Ibrahim employs vintage drum machines and analogue synthesizers, and these old sounds arouse a deep musical sense memory, whether it’s of disco-rooted innovators like Prince or the jazz-inflected pop of early Sade. The layered harmonies of Ibrahim’s backing vocalists and the keyboard playing of Casey MQ (who also co-wrote several songs and co-produced the album) conjure early ’90s R&B vibes, but also contain echoes of Aaliyah’s final album and the Neptunes-produced hits that dominated dance floors in the early aughts.
Amaal’s vocals on Black Dove are reminiscent of the airy inflections heard in ’90s-era R&B. Her expansive voice seems to flutter through you, soothing and swaying as it passes.
The urge to define Bahamas’ music has plagued the industry since his debut album, Pink Strat, 10 years ago. He labels it folk music, but there are rock and country elements present too. Not to mention a wicked rhythm guitar hook in almost every song that calls to mind blues and roots.
The Toronto-based rapper has been making strides in the Canadian hip hop scene since 2016, first as part of an all-female rap group called the Sorority and later as a solo artist, landing a featured song on HBO’s Insecure along the way. Her debut album, 13th Floor, won the Polaris Prize last year—an award given to Canadian artists on the basis of pure merit, as opposed to sales.
The Montreal-born singer signed onto the Weeknd’s record label XO in 2017 and has since been mentored by the whole XO family. It’s been a full-circle experience for Fleming, who was heavily inspired by House of Balloons and Trilogy in high school, where he began releasing his own music under the name Black Atlass.

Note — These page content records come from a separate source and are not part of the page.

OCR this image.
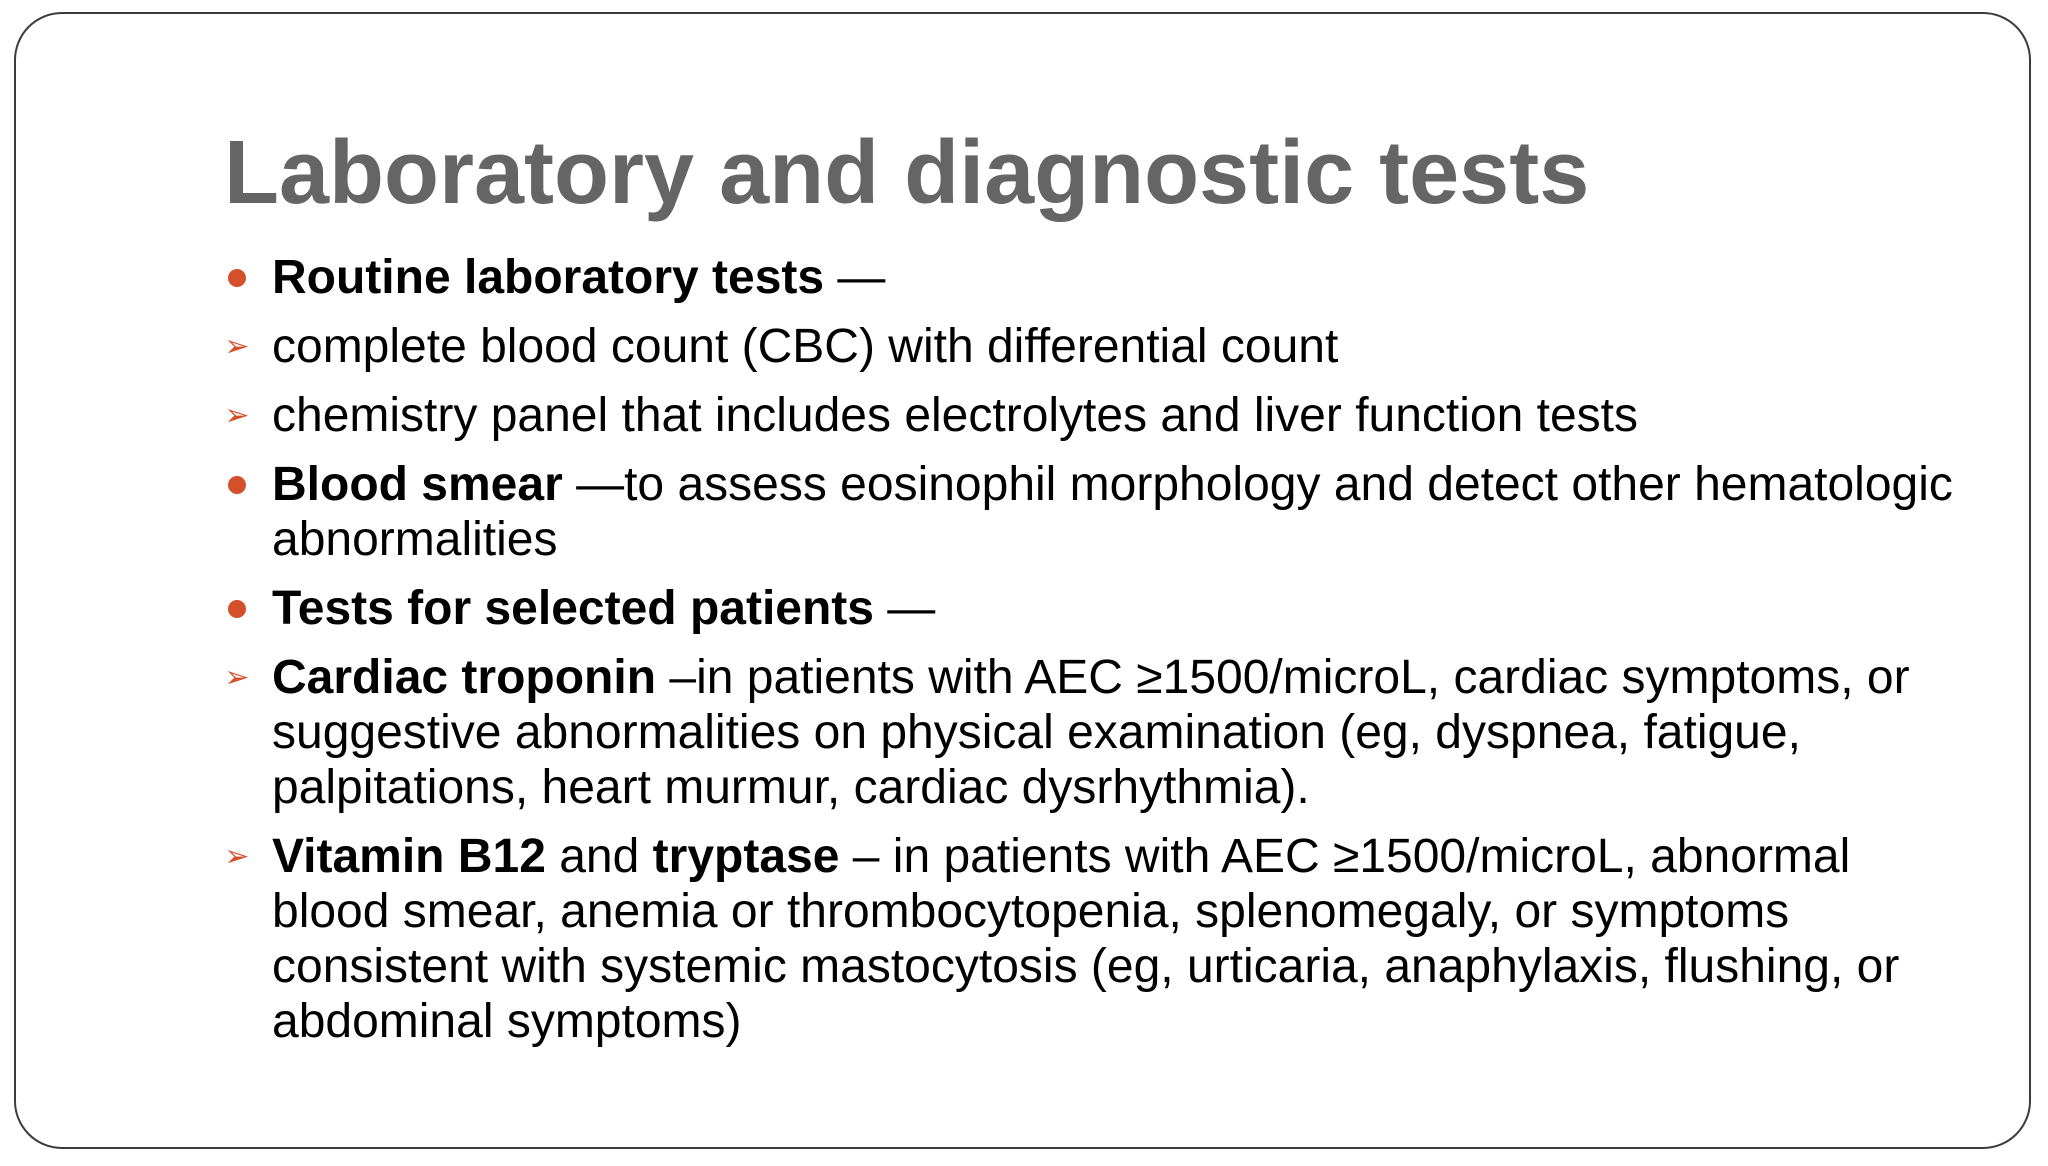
Laboratory and diagnostic tests
Routine laboratory tests —
➢ complete blood count (CBC) with differential count
➢ chemistry panel that includes electrolytes and liver function tests
Blood smear —to assess eosinophil morphology and detect other hematologic abnormalities
Tests for selected patients —
➢ Cardiac troponin –in patients with AEC ≥1500/microL, cardiac symptoms, or suggestive abnormalities on physical examination (eg, dyspnea, fatigue, palpitations, heart murmur, cardiac dysrhythmia).
➢ Vitamin B12 and tryptase – in patients with AEC ≥1500/microL, abnormal blood smear, anemia or thrombocytopenia, splenomegaly, or symptoms consistent with systemic mastocytosis (eg, urticaria, anaphylaxis, flushing, or abdominal symptoms)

Electronic trip-hop singer-songwriter Iskwé (pronounced “iss-kway”) is finding her music is sparking conversation. The Winnipeg-raised artist is inspired by her Indigenous heritage and her politically charged sophomore album, The Fight Within includes songs “Will I See” and “Nobody Knows” about Canada’s missing and murdered women; “Soldier,” addressing land and environmental protection; and “Healers”, which opens with the line, “This one is written for my people. They’re still hurting.”
Watson is concerned with focusing on folk music without being weighed down by genre. “’Melody Noir’ sounds like a Venezuelan folk song,” he notes, “while ‘Turn Out the Light’ sounds inspired by R&B.” His audience is as varied in age as it is in interest, and this seems to be a result of his dedication to variation and experimentation with style.

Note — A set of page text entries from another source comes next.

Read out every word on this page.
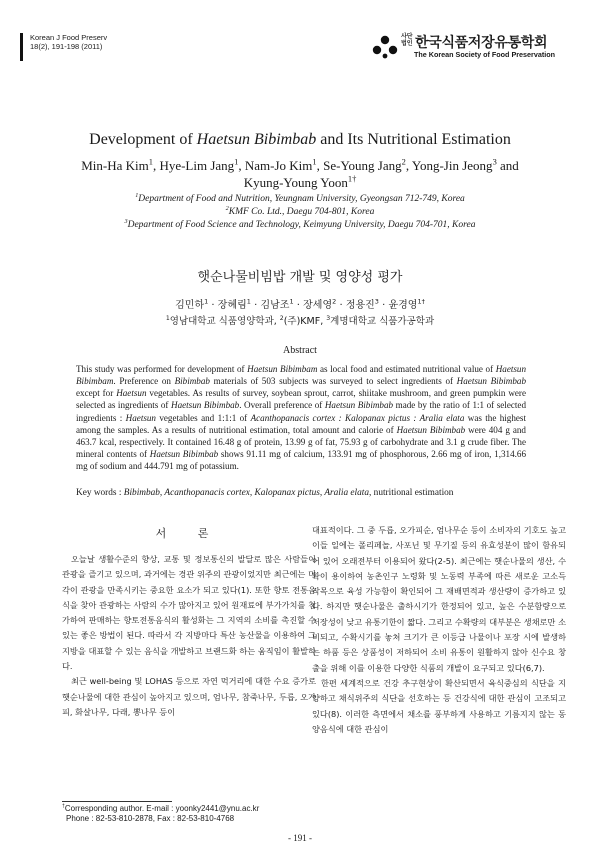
Korean J Food Preserv
18(2), 191-198 (2011)
사단 법인 한국식품저장유통학회
The Korean Society of Food Preservation
Development of Haetsun Bibimbab and Its Nutritional Estimation
Min-Ha Kim$^1$, Hye-Lim Jang$^1$, Nam-Jo Kim$^1$, Se-Young Jang$^2$, Yong-Jin Jeong$^3$ and
Kyung-Young Yoon$^{1\dagger}$
$^1$Department of Food and Nutrition, Yeungnam University, Gyeongsan 712-749, Korea
$^2$KMF Co. Ltd., Daegu 704-801, Korea
$^3$Department of Food Science and Technology, Keimyung University, Daegu 704-701, Korea
햇순나물비빔밥 개발 및 영양성 평가
김민하$^1$ · 장혜림$^1$ · 김남조$^1$ · 장세영$^2$ · 정용진$^3$ · 윤경영$^{1\dagger}$
$^1$영남대학교 식품영양학과, $^2$(주)KMF, $^3$계명대학교 식품가공학과
Abstract
This study was performed for development of Haetsun Bibimbam as local food and estimated nutritional value of Haetsun Bibimbam. Preference on Bibimbab materials of 503 subjects was surveyed to select ingredients of Haetsun Bibimbab except for Haetsun vegetables. As results of survey, soybean sprout, carrot, shiitake mushroom, and green pumpkin were selected as ingredients of Haetsun Bibimbab. Overall preference of Haetsun Bibimbab made by the ratio of 1:1 of selected ingredients : Haetsun vegetables and 1:1:1 of Acanthopanacis cortex : Kalopanax pictus : Aralia elata was the highest among the samples. As a results of nutritional estimation, total amount and calorie of Haetsun Bibimbab were 404 g and 463.7 kcal, respectively. It contained 16.48 g of protein, 13.99 g of fat, 75.93 g of carbohydrate and 3.1 g crude fiber. The mineral contents of Haetsun Bibimbab shows 91.11 mg of calcium, 133.91 mg of phosphorous, 2.66 mg of iron, 1,314.66 mg of sodium and 444.791 mg of potassium.
Key words : Bibimbab, Acanthopanacis cortex, Kalopanax pictus, Aralia elata, nutritional estimation
서 론

오늘날 생활수준의 향상, 교통 및 정보통신의 발달로 많은 사람들이 관광을 즐기고 있으며, 과거에는 경관 위주의 관광이었지만 최근에는 미각이 관광을 만족시키는 중요한 요소가 되고 있다(1). 또한 향토 전통음식을 찾아 관광하는 사람의 수가 많아지고 있어 원재료에 부가가치를 첨가하여 판매하는 향토전통음식의 활성화는 그 지역의 소비를 촉진할 수 있는 좋은 방법이 된다. 따라서 각 지방마다 특산 농산물을 이용하여 그 지방을 대표할 수 있는 음식을 개발하고 브랜드화 하는 움직임이 활발하다.

최근 well-being 및 LOHAS 등으로 자연 먹거리에 대한 수요 증가로 햇순나물에 대한 관심이 높아지고 있으며, 엄나무, 참죽나무, 두릅, 오가피, 화살나무, 다래, 뽕나무 등이

대표적이다. 그 중 두릅, 오가피순, 엄나무순 등이 소비자의 기호도 높고 이들 일에는 폴리페놀, 사포닌 및 무기질 등의 유효성분이 많이 함유되어 있어 오래전부터 이용되어 왔다(2-5). 최근에는 햇순나물의 생산, 수확이 용이하여 농촌인구 노령화 및 노동력 부족에 따른 새로운 고소득 작목으로 육성 가능함이 확인되어 그 재배면적과 생산량이 증가하고 있다. 하지만 햇순나물은 출하시기가 한정되어 있고, 높은 수분함량으로 저장성이 낮고 유통기한이 짧다. 그리고 수확량의 대부분은 생채로만 소비되고, 수확시기를 놓쳐 크기가 큰 이등급 나물이나 포장 시에 발생하는 하품 등은 상품성이 저하되어 소비 유통이 원활하지 않아 신수요 창출을 위해 이를 이용한 다양한 식품의 개발이 요구되고 있다(6,7).

한편 세계적으로 건강 추구현상이 확산되면서 육식중심의 식단을 지양하고 채식위주의 식단을 선호하는 등 건강식에 대한 관심이 고조되고 있다(8). 이러한 측면에서 채소를 풍부하게 사용하고 기름지지 않는 동양음식에 대한 관심이

†Corresponding author. E-mail : yoonky2441@ynu.ac.kr
Phone : 82-53-810-2878, Fax : 82-53-810-4768
- 191 -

Listening to Rhye is an act of introspection. The airiness of Milosh’s vocals flows into the ambience of his beats and instrumentals, evoking an almost meditative experience. “Every single song is its own particular universe,” he says.

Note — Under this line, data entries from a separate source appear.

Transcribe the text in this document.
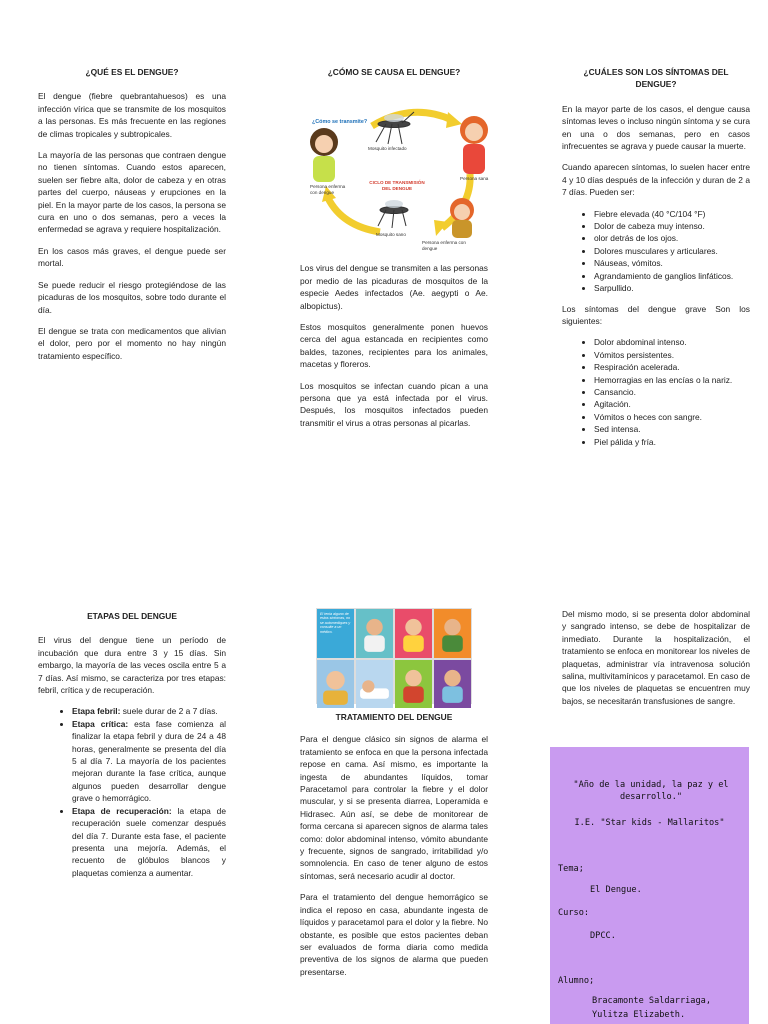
¿QUÉ ES EL DENGUE?

El dengue (fiebre quebrantahuesos) es una infección vírica que se transmite de los mosquitos a las personas. Es más frecuente en las regiones de climas tropicales y subtropicales.

La mayoría de las personas que contraen dengue no tienen síntomas. Cuando estos aparecen, suelen ser fiebre alta, dolor de cabeza y en otras partes del cuerpo, náuseas y erupciones en la piel. En la mayor parte de los casos, la persona se cura en uno o dos semanas, pero a veces la enfermedad se agrava y requiere hospitalización.

En los casos más graves, el dengue puede ser mortal.

Se puede reducir el riesgo protegiéndose de las picaduras de los mosquitos, sobre todo durante el día.

El dengue se trata con medicamentos que alivian el dolor, pero por el momento no hay ningún tratamiento específico.

¿CÓMO SE CAUSA EL DENGUE?
¿Cómo se transmite?
Mosquito infectado
Persona sana
Persona enferma con dengue
CICLO DE TRANSMISIÓN DEL DENGUE
Mosquito sano
Persona enferma con dengue

Los virus del dengue se transmiten a las personas por medio de las picaduras de mosquitos de la especie Aedes infectados (Ae. aegypti o Ae. albopictus).

Estos mosquitos generalmente ponen huevos cerca del agua estancada en recipientes como baldes, tazones, recipientes para los animales, macetas y floreros.

Los mosquitos se infectan cuando pican a una persona que ya está infectada por el virus. Después, los mosquitos infectados pueden transmitir el virus a otras personas al picarlas.

¿CUÁLES SON LOS SÍNTOMAS DEL DENGUE?

En la mayor parte de los casos, el dengue causa síntomas leves o incluso ningún síntoma y se cura en una o dos semanas, pero en casos infrecuentes se agrava y puede causar la muerte.

Cuando aparecen síntomas, lo suelen hacer entre 4 y 10 días después de la infección y duran de 2 a 7 días. Pueden ser:

• Fiebre elevada (40 °C/104 °F)
• Dolor de cabeza muy intenso.
• olor detrás de los ojos.
• Dolores musculares y articulares.
• Náuseas, vómitos.
• Agrandamiento de ganglios linfáticos.
• Sarpullido.

Los síntomas del dengue grave Son los siguientes:

• Dolor abdominal intenso.
• Vómitos persistentes.
• Respiración acelerada.
• Hemorragias en las encías o la nariz.
• Cansancio.
• Agitación.
• Vómitos o heces con sangre.
• Sed intensa.
• Piel pálida y fría.
ETAPAS DEL DENGUE

El virus del dengue tiene un período de incubación que dura entre 3 y 15 días. Sin embargo, la mayoría de las veces oscila entre 5 a 7 días. Así mismo, se caracteriza por tres etapas: febril, crítica y de recuperación.

• Etapa febril: suele durar de 2 a 7 días.
• Etapa crítica: esta fase comienza al finalizar la etapa febril y dura de 24 a 48 horas, generalmente se presenta del día 5 al día 7. La mayoría de los pacientes mejoran durante la fase crítica, aunque algunos pueden desarrollar dengue grave o hemorrágico.
• Etapa de recuperación: la etapa de recuperación suele comenzar después del día 7. Durante esta fase, el paciente presenta una mejoría. Además, el recuento de glóbulos blancos y plaquetas comienza a aumentar.
El tenia alguno de estos síntomas, no se automediques y consulte a un médico.
TRATAMIENTO DEL DENGUE

Para el dengue clásico sin signos de alarma el tratamiento se enfoca en que la persona infectada repose en cama. Así mismo, es importante la ingesta de abundantes líquidos, tomar Paracetamol para controlar la fiebre y el dolor muscular, y si se presenta diarrea, Loperamida e Hidrasec. Aún así, se debe de monitorear de forma cercana si aparecen signos de alarma tales como: dolor abdominal intenso, vómito abundante y frecuente, signos de sangrado, irritabilidad y/o somnolencia. En caso de tener alguno de estos síntomas, será necesario acudir al doctor.

Para el tratamiento del dengue hemorrágico se indica el reposo en casa, abundante ingesta de líquidos y paracetamol para el dolor y la fiebre. No obstante, es posible que estos pacientes deban ser evaluados de forma diaria como medida preventiva de los signos de alarma que pueden presentarse.

Del mismo modo, si se presenta dolor abdominal y sangrado intenso, se debe de hospitalizar de inmediato. Durante la hospitalización, el tratamiento se enfoca en monitorear los niveles de plaquetas, administrar vía intravenosa solución salina, multivitamínicos y paracetamol. En caso de que los niveles de plaquetas se encuentren muy bajos, se necesitarán transfusiones de sangre.

"Año de la unidad, la paz y el desarrollo."
I.E. "Star kids - Mallaritos"
Tema;
El Dengue.
Curso:
DPCC.
Alumno;
Bracamonte Saldarriaga,
Yulitza Elizabeth.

Riit sings in Inuktitut, accompanied by a synthesizer. Her music, which she describes as electro-pop, incorporates throat singing, an Inuit traditional art that mimics the sounds of nature.
Over the years, Bulat has made a name for herself incorporating unusual instruments into her music, though she would never call an instrument odd. Bulat comes from a very musical family: her mother was a piano teacher and her brother played drums on her first three albums. She plays the autoharp, hammered dulcimer, and charango, as well as guitar and piano.